Customers say tanks
HE'S got a huge truck and he worked for eight years as a truck mechanic but still some people try and take Andrew Pearce for a ride.
AS the drought deepens and dams run dry, the owner of Old Dog Drinking Water been working non-stop.
"I've sort of got a full slate for at least two weeks,” he said
"Since Christmas, because of the drought, I've been very busy.”
He's a generous man and he is aware that many people are struggling to pay for water on top of their everyday expenses. For many, it's something that they've never had to budget for before.
Occasionally, there are some who he feels have no intention to pay.
"After doing it for a while, you can pick it on the phone,” he said.
But most of his customers are genuine people and very happy to see him.
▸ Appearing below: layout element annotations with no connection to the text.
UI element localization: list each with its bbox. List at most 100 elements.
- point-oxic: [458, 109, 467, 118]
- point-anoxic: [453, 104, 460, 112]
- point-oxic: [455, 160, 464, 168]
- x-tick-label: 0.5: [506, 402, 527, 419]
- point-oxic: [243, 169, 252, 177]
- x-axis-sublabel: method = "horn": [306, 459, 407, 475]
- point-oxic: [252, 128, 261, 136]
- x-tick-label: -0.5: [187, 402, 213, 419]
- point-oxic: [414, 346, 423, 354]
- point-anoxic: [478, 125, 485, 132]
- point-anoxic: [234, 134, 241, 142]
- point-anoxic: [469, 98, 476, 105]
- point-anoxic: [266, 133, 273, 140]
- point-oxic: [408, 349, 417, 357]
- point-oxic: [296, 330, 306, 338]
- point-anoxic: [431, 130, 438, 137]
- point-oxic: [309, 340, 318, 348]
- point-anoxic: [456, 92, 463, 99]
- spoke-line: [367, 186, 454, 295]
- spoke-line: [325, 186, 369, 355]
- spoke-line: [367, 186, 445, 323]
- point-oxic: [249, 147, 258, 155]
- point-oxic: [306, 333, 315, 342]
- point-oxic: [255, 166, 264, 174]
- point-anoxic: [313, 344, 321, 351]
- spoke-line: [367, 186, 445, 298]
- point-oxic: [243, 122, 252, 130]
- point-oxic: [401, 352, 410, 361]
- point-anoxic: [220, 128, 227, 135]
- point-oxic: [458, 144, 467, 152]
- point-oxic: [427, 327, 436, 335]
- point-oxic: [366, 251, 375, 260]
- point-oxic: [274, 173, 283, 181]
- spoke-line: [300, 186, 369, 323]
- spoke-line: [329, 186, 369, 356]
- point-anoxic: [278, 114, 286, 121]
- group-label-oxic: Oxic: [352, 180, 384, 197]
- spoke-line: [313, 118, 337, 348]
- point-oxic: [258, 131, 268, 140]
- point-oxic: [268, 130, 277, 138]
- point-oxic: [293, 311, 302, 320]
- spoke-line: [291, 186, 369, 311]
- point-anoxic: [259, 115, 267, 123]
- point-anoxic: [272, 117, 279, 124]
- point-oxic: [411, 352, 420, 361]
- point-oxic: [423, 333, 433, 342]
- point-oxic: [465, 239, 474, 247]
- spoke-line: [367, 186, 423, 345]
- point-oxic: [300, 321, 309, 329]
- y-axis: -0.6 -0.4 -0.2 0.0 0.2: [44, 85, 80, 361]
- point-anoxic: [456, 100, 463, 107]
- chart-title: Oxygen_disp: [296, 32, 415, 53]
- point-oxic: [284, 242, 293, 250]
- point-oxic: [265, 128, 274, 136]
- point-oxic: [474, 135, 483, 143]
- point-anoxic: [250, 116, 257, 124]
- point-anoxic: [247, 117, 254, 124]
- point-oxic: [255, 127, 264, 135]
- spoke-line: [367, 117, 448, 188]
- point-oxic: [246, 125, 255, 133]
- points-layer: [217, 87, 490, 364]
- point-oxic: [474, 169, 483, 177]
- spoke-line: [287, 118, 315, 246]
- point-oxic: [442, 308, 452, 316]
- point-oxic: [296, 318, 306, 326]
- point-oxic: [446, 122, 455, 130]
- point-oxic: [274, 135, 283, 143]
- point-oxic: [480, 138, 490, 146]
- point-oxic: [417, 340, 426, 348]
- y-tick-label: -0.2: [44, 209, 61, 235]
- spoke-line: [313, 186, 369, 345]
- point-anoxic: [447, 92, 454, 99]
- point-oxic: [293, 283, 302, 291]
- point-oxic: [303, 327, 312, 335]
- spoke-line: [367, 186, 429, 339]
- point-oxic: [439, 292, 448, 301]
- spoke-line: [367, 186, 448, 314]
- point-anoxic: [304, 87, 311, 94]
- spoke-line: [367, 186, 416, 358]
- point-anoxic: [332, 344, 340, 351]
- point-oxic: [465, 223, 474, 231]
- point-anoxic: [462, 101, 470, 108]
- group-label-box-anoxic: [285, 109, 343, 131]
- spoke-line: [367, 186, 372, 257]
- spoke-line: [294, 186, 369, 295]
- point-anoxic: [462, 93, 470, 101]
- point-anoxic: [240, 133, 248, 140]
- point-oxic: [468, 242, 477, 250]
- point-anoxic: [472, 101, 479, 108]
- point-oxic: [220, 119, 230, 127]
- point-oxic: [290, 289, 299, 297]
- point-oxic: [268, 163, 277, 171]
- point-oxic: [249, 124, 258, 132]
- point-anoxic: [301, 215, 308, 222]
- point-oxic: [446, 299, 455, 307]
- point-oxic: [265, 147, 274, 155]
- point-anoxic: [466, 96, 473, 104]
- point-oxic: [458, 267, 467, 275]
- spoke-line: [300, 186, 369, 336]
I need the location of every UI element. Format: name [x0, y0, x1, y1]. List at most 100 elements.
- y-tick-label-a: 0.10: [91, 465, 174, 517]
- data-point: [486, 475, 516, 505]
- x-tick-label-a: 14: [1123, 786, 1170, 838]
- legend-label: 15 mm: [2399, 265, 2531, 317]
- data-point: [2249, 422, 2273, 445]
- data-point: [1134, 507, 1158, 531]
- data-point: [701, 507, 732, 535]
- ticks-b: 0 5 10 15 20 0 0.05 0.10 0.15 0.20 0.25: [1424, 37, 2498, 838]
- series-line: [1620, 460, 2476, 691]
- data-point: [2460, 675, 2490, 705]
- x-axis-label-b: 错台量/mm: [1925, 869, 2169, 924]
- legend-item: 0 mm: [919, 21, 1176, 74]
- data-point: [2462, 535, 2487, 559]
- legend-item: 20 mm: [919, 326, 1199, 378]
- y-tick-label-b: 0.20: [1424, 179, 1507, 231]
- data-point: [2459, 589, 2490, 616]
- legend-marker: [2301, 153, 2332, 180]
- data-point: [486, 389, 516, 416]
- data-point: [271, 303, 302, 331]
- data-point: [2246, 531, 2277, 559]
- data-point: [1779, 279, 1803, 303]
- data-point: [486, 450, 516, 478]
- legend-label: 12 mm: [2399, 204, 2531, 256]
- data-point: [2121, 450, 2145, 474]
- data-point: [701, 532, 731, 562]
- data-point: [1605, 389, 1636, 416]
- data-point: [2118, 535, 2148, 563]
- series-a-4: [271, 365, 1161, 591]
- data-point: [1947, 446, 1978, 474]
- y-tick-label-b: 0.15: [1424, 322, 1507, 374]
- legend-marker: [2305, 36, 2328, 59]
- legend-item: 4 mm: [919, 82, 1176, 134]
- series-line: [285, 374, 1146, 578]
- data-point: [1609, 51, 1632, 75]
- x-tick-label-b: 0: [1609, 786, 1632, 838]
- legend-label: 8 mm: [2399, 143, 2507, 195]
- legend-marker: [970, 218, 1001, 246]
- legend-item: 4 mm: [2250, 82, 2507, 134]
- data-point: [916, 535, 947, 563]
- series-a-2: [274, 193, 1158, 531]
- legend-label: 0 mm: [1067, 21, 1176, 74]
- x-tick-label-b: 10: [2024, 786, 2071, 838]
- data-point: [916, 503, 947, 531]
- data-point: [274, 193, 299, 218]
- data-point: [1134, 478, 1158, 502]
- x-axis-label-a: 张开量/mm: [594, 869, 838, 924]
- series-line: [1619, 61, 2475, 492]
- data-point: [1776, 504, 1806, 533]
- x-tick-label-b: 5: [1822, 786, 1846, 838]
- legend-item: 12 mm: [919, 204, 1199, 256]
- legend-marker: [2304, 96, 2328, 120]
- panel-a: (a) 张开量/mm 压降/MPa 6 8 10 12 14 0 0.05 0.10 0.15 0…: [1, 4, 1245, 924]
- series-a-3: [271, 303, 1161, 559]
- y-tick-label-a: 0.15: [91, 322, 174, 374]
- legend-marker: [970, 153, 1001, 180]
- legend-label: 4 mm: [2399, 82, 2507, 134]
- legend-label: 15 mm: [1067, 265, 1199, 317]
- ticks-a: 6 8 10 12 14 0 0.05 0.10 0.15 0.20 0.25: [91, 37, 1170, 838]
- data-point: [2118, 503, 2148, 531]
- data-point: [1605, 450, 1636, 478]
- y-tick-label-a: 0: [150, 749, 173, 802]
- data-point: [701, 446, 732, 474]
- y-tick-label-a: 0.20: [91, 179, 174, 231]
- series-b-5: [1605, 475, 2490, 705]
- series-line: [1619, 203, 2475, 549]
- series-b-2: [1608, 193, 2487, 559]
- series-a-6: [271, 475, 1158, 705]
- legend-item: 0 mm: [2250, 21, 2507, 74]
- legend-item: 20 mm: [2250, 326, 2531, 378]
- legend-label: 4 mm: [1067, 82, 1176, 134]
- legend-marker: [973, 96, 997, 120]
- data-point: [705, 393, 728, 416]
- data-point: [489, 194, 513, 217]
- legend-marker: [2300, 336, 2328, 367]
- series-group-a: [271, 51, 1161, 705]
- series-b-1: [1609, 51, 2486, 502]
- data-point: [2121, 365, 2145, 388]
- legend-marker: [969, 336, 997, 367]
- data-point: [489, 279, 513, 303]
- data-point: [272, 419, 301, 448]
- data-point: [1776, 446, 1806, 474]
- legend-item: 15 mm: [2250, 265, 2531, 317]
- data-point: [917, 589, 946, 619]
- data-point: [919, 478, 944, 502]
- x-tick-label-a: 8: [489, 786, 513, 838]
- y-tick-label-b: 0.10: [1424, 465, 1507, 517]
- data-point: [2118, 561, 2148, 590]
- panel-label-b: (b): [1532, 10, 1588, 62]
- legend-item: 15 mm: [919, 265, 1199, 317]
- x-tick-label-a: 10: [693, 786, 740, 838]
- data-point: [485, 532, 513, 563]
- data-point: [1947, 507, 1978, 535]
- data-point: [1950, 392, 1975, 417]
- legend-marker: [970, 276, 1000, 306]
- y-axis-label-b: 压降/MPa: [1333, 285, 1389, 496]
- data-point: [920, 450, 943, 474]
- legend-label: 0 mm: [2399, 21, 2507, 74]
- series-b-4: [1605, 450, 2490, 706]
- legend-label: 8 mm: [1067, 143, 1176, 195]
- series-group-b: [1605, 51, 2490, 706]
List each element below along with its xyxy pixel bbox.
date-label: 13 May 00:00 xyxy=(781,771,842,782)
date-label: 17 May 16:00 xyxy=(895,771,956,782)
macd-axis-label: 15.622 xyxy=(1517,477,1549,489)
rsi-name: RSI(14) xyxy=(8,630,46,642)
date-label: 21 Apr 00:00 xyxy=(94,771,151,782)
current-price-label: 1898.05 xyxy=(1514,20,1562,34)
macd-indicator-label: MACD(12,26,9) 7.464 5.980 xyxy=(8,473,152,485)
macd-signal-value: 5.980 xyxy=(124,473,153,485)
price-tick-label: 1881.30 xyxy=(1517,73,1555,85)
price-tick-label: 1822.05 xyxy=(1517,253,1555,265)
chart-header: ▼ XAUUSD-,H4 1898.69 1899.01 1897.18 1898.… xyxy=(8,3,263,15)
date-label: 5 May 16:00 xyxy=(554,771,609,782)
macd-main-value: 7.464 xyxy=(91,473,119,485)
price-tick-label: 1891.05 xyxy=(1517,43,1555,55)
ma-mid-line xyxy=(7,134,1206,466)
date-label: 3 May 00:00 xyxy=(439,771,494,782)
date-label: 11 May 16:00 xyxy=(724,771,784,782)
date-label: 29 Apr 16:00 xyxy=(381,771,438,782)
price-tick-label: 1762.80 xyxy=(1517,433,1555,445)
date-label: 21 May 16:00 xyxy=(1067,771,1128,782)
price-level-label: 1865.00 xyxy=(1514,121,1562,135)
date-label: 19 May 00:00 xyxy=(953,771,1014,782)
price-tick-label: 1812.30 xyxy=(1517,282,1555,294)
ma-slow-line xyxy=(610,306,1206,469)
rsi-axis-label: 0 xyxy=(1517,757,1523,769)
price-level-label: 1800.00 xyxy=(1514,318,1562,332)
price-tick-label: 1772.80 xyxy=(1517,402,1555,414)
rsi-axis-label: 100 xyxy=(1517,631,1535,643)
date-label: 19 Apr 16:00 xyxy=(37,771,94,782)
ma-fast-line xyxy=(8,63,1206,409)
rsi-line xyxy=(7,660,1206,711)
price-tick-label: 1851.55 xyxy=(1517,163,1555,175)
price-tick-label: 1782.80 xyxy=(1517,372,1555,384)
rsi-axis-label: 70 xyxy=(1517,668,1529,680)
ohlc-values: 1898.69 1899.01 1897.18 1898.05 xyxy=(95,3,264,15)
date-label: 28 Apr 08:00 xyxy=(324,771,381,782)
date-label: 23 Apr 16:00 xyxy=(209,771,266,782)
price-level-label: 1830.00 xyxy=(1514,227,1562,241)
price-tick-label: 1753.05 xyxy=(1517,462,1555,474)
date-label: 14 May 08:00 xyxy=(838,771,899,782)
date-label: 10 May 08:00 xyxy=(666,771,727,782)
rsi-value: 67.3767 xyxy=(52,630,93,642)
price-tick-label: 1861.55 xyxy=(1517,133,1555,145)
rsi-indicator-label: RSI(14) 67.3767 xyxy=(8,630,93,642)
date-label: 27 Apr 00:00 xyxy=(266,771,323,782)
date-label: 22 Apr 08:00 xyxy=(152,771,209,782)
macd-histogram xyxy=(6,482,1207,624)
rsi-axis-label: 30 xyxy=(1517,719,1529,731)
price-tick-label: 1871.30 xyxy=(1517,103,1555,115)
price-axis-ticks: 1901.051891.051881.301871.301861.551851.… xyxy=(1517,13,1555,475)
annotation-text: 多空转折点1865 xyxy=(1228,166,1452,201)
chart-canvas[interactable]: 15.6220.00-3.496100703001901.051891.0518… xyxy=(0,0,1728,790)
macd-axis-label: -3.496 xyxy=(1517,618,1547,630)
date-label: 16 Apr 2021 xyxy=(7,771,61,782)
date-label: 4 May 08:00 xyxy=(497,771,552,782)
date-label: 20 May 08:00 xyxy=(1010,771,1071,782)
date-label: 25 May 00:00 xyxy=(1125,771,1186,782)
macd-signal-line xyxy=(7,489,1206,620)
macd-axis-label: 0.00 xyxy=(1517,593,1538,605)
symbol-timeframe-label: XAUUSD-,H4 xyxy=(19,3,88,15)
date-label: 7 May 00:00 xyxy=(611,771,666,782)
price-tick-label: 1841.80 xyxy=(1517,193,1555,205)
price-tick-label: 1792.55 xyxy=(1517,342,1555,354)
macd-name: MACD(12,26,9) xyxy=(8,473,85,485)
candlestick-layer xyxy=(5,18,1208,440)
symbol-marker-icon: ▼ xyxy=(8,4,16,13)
And while he usually operates through bookings, he also keeps room for emergencies.
About six times per week, he gets calls from people who have run out of water, they didn't realise how much water they are using or didn't keep track of water levels in their tanks.
"If there's water coming out of their tap, they're happy,” he said.
"If there's no water coming out, they're not happy.”
Mr Pearce's truck holds 17,000 litres and the cost for customers depends on where they are located as 'most of the cost is in the transport'.
A family of four, complying with the council-mandated usage of 100 litres of water each per day would require a load of water about every six weeks. At outlying locations such as Dalveen, a tank costs around $300.
Even prior to the drought, Mr Pearce enjoyed a regular flow of business.
"If it rains, it goes quiet but after two or three weeks you start getting calls,” he said.
The unusual name of his business comes from an old Mack truck with its bulldog emblem, that he restored.
Another Stanthorpe water carrier, Blue Topaz, is currently doing six loads a day and is booked into the start of September.